那些事?大概是指他对盛以霖做的事。
“哦。”郁桉托着脸问他:“那你要二十四小时守着我吗?可我家里只有一张床。”
贺黎安:“……”
郁桉没错过他微微泛红的耳根。
显然,这个聪明的男人本质上是个矜持守礼的大少爷,不太擅长处理这种话题。
郁桉正要说话,就听见身后传来窸窸窣窣的动静。
他扭头,看见毛毯成精了,朝卫生间的方向蛄蛹着前行。
郁桉:……?
踹了一脚看看。
“嗷!”毛毯底下叫了一声,颤颤巍巍探出一颗鸟窝头,哀怨的看着郁桉。
原来不是毛毯成精了,是宋越池。
郁桉:“对不起。
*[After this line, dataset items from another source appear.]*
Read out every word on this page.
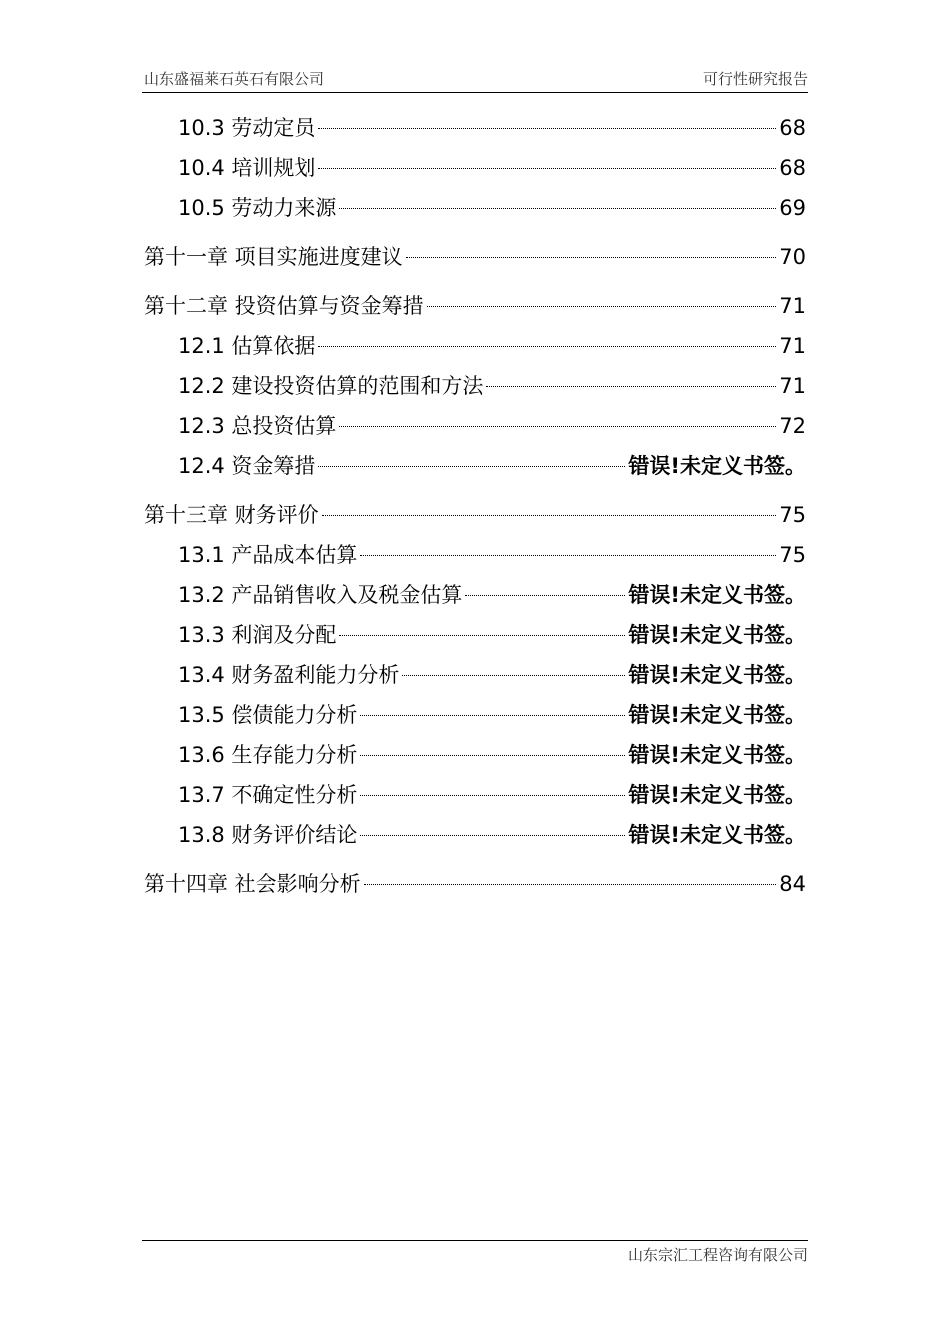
山东盛福莱石英石有限公司	可行性研究报告
10.3 劳动定员	68
10.4 培训规划	68
10.5 劳动力来源	69
第十一章 项目实施进度建议	70
第十二章 投资估算与资金筹措	71
12.1 估算依据	71
12.2 建设投资估算的范围和方法	71
12.3 总投资估算	72
12.4 资金筹措	错误!未定义书签。
第十三章 财务评价	75
13.1 产品成本估算	75
13.2 产品销售收入及税金估算	错误!未定义书签。
13.3 利润及分配	错误!未定义书签。
13.4 财务盈利能力分析	错误!未定义书签。
13.5 偿债能力分析	错误!未定义书签。
13.6 生存能力分析	错误!未定义书签。
13.7 不确定性分析	错误!未定义书签。
13.8 财务评价结论	错误!未定义书签。
第十四章 社会影响分析	84
山东宗汇工程咨询有限公司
”
他忘了家里还有个宋越池。
但他不太理解宋越池的行为:“你要爬去哪儿?”
宋越池从地上爬起来:“我要去洗手间。”
郁桉:“可你看起来像是要去偷马桶。”
“……”宋越池抽了抽嘴角,悄悄瞥了贺黎安一眼:“我怕打扰你们聊天,但我实在忍不住了……”
原本是想偷听他们的感情进度,结果他们一会儿说喜欢你,一会儿说放弃我,他越听越迷糊,隐约觉得自己好像误入了高端局,就更不敢出声打扰了。
郁桉恍然大悟:“你一直在装睡。”
“没……”宋越池狡辩得没什么底气。